Craig Evans

Personal information
- Full name: Craig Neil Evans
- Born: 29 November 1969 (age 56) Harare, Zimbabwe
- Batting: Right-handed
- Bowling: Right-arm medium
- Relations: Brad Evans (son)

International information
- National side: Zimbabwe (1992–2003);
- Test debut: 11 September 1996 v Sri Lanka
- Last Test: 9 October 2003 v Australia
- ODI debut: 25 October 1992 v India
- Last ODI: 1 December 2002 v Pakistan

Career statistics
| Competition | Test | ODI |
| Matches | 3 | 53 |
| Runs scored | 52 | 764 |
| Batting average | 8.66 | 18.19 |
| 100s/50s | 0/0 | 0/2 |
| Top score | 22 | 96* |
| Balls bowled | 54 | 964 |
| Wickets | 0 | 21 |
| Bowling average | – | 40.38 |
| 5 wickets in innings | – | 0 |
| 10 wickets in match | – | 0 |
| Best bowling | – | 3/11 |
| Catches/stumpings | 1/– | 12/– |
- Source: CricInfo, 11 February 2006

= Craig Evans (Zimbabwean sportsman) =

Zimbabwean cricketer (born 1969)

Craig Neil Evans (born 29 November 1969) is a Zimbabwean cricketer.

==Cricket==
Evans played in three Tests, against Sri Lanka, India and Australia, but was considered as a specialist at the one-day game.

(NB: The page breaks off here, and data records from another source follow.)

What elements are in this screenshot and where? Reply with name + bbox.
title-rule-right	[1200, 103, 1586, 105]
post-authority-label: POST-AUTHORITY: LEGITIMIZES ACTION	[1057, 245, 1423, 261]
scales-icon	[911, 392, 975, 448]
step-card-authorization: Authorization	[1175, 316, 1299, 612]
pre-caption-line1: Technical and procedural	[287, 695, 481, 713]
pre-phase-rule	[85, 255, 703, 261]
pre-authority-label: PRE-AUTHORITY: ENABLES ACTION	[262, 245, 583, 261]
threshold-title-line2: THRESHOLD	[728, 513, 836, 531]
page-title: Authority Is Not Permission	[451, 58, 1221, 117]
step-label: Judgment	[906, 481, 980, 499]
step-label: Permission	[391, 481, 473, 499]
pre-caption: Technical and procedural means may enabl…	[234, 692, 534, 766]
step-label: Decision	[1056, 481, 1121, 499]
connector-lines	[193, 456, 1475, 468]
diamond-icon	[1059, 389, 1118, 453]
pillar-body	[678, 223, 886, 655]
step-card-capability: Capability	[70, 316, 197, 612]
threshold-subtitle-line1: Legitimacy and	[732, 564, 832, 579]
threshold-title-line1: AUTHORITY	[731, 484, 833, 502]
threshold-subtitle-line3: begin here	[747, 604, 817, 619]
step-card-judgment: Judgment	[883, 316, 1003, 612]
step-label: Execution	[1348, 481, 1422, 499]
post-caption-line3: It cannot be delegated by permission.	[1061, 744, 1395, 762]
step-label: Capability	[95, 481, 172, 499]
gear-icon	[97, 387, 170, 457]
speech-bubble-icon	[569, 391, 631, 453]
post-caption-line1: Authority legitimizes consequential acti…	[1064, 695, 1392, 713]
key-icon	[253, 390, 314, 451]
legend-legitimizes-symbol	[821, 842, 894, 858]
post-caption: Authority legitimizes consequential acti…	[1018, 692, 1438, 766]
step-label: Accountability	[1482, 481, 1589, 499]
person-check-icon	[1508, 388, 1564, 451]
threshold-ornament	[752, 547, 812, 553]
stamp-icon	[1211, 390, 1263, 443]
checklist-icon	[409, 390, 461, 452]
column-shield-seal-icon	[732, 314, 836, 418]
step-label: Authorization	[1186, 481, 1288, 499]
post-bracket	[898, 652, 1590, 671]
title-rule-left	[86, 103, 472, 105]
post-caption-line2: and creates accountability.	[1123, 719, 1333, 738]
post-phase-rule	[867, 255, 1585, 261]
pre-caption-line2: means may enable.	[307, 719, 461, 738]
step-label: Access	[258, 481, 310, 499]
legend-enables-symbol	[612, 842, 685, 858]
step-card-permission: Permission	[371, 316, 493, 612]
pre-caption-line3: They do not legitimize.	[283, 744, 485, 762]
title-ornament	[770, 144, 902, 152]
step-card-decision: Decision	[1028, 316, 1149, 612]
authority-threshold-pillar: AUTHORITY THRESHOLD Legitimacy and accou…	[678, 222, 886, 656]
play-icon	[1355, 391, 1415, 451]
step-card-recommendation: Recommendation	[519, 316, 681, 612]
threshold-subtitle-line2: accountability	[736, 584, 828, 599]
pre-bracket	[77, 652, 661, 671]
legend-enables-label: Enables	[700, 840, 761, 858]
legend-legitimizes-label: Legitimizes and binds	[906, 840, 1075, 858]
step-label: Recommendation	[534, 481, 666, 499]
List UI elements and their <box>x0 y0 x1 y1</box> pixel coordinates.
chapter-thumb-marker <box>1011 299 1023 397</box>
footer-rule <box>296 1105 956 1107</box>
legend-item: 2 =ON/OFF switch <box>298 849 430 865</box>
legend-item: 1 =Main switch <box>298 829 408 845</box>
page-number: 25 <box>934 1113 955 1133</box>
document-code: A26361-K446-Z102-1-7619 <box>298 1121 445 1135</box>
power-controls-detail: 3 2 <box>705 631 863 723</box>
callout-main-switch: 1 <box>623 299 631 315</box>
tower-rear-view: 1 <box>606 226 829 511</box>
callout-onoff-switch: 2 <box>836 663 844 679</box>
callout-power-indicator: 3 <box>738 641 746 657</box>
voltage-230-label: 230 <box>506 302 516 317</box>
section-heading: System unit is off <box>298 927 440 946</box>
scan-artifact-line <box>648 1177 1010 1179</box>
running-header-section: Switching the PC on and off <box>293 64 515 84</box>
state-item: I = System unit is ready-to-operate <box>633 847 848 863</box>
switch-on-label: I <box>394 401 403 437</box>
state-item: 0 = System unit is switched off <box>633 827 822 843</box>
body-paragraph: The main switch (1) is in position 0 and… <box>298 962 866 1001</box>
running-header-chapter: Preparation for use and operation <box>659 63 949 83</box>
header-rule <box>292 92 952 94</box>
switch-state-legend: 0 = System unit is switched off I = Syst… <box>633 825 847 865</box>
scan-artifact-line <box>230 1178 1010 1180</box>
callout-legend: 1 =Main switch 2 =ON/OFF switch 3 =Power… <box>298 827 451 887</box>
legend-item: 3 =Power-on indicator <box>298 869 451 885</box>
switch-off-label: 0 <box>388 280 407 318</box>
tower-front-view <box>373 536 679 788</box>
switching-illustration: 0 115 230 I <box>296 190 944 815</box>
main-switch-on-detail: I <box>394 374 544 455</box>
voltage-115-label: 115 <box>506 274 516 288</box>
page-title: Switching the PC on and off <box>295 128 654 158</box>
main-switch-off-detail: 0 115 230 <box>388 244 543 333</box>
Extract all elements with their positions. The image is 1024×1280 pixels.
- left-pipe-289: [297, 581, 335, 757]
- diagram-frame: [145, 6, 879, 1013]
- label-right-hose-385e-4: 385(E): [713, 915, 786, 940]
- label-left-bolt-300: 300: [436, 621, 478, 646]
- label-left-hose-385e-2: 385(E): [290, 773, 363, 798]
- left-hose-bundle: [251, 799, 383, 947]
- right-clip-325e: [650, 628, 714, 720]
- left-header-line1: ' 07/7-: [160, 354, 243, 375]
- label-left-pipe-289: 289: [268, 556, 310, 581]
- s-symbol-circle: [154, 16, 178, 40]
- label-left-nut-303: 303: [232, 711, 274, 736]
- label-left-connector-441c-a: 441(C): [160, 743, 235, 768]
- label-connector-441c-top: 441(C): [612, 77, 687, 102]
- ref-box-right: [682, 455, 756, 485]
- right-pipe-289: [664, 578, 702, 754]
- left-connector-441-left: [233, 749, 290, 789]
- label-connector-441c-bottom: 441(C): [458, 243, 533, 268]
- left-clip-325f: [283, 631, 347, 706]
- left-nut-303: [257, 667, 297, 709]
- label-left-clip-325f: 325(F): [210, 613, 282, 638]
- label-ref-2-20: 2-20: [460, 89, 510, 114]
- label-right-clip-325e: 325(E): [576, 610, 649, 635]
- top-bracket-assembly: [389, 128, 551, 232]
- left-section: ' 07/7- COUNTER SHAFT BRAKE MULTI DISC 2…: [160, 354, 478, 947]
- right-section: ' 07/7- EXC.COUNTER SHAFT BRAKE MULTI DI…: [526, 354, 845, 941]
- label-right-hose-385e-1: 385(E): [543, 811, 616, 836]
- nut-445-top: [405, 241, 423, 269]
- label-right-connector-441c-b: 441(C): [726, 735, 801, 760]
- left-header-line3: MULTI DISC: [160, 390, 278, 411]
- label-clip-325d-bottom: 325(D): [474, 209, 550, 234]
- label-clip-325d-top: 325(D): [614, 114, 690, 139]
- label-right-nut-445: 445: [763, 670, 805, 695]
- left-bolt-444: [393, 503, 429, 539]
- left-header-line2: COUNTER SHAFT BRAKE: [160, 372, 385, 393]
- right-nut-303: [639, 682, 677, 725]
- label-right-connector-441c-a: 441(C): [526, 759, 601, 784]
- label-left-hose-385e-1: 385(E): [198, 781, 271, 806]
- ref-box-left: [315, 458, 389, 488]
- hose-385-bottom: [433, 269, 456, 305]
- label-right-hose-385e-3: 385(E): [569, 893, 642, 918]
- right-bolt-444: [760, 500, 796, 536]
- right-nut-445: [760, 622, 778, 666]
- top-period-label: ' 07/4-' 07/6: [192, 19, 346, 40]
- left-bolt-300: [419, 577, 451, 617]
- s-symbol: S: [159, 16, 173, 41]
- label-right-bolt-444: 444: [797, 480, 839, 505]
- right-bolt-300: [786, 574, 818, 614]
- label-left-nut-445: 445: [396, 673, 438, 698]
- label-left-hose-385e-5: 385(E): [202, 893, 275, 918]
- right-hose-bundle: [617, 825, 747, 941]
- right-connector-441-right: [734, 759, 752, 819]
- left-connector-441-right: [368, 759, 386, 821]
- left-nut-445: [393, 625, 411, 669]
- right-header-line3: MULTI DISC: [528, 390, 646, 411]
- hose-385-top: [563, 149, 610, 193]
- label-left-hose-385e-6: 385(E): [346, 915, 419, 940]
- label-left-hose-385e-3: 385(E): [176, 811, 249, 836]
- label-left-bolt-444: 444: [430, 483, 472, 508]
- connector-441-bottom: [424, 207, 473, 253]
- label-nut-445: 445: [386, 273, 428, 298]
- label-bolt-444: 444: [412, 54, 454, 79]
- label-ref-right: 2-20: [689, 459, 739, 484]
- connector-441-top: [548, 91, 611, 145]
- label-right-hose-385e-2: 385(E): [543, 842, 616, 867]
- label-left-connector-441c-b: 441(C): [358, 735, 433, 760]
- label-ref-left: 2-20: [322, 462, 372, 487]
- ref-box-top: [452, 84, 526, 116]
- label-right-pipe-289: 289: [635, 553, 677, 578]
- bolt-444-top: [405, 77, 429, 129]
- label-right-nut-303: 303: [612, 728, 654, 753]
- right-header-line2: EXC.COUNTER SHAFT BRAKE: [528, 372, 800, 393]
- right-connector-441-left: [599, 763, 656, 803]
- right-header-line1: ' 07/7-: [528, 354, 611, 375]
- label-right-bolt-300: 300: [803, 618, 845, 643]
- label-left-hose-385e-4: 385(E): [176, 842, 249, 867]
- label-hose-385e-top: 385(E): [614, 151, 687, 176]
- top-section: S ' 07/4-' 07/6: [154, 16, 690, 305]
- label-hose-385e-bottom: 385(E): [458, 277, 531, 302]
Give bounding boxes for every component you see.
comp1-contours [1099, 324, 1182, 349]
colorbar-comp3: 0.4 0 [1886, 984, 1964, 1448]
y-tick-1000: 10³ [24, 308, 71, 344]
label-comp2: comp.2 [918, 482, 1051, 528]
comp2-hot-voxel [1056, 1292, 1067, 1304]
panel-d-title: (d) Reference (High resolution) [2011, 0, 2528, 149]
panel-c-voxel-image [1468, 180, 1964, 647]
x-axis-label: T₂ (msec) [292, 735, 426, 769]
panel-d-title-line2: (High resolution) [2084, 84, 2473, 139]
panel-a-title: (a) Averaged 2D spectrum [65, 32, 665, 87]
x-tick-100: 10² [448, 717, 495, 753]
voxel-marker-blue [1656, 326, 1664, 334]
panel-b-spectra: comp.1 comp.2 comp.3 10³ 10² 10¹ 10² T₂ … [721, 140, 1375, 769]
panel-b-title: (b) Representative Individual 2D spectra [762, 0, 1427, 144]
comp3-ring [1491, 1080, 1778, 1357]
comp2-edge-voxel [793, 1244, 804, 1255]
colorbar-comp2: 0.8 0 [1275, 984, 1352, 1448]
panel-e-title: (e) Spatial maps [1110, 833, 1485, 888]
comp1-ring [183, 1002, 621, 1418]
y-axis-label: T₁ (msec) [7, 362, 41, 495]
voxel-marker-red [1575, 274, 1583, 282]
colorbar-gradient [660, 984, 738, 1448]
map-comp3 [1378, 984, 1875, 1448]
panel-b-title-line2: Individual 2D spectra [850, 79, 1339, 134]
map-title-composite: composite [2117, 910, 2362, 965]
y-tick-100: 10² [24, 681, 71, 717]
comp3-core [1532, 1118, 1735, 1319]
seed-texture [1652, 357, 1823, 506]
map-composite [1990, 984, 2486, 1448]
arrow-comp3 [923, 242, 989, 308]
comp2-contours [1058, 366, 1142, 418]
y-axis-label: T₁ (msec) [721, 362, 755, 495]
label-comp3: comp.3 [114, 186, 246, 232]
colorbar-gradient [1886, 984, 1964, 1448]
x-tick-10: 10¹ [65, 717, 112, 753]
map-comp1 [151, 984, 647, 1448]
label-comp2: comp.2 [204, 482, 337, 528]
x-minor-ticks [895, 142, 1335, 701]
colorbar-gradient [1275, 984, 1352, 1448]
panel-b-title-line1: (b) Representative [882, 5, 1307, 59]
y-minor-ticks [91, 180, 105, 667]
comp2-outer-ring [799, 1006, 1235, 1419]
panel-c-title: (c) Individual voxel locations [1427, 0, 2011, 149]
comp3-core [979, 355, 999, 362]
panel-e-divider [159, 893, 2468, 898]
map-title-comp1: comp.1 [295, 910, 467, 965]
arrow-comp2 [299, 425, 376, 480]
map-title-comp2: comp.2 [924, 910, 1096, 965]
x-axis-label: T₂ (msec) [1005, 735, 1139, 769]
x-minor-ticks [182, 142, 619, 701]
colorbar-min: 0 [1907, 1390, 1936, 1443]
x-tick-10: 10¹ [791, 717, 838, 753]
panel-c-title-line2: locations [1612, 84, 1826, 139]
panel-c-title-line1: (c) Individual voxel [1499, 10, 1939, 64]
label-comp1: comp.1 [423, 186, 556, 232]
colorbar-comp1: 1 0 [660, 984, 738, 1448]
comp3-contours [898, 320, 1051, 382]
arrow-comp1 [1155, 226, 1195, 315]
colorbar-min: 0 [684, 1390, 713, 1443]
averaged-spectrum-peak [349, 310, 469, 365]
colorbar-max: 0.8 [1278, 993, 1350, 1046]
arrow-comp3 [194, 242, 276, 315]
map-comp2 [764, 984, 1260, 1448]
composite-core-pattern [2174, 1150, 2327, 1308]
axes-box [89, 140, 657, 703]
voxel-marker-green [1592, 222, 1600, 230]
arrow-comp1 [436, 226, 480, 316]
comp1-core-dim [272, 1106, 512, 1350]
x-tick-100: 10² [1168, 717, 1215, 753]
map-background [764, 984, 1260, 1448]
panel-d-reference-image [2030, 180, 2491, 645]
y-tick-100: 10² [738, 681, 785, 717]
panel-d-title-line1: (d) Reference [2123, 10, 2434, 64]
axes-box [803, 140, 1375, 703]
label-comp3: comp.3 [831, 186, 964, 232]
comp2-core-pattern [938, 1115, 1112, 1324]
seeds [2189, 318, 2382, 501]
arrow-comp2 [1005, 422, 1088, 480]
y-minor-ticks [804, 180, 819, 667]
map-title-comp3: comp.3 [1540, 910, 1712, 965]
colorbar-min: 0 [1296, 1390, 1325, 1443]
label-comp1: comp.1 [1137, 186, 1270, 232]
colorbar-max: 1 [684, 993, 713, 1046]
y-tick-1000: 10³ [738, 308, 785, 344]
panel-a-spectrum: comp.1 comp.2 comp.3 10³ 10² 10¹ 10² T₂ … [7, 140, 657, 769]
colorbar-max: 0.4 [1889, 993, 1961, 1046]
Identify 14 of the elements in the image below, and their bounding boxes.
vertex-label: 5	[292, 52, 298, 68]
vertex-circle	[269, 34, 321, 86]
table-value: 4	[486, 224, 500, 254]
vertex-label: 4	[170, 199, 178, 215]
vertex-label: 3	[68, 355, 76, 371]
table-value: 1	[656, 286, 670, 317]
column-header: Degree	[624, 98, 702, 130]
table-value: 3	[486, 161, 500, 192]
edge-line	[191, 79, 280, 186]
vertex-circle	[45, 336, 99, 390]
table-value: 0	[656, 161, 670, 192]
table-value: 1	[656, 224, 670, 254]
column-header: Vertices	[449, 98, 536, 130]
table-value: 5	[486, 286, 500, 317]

He appeared in the 1996 Cricket World Cup, with his highest international score 96 not out against Sri Lanka at SSC, Colombo in the Singer World Series in 1996.

In February 2020, he was named in Zimbabwe's squad for the Over-50s Cricket World Cup in South Africa. However, the tournament was cancelled during the third round of matches due to the coronavirus pandemic.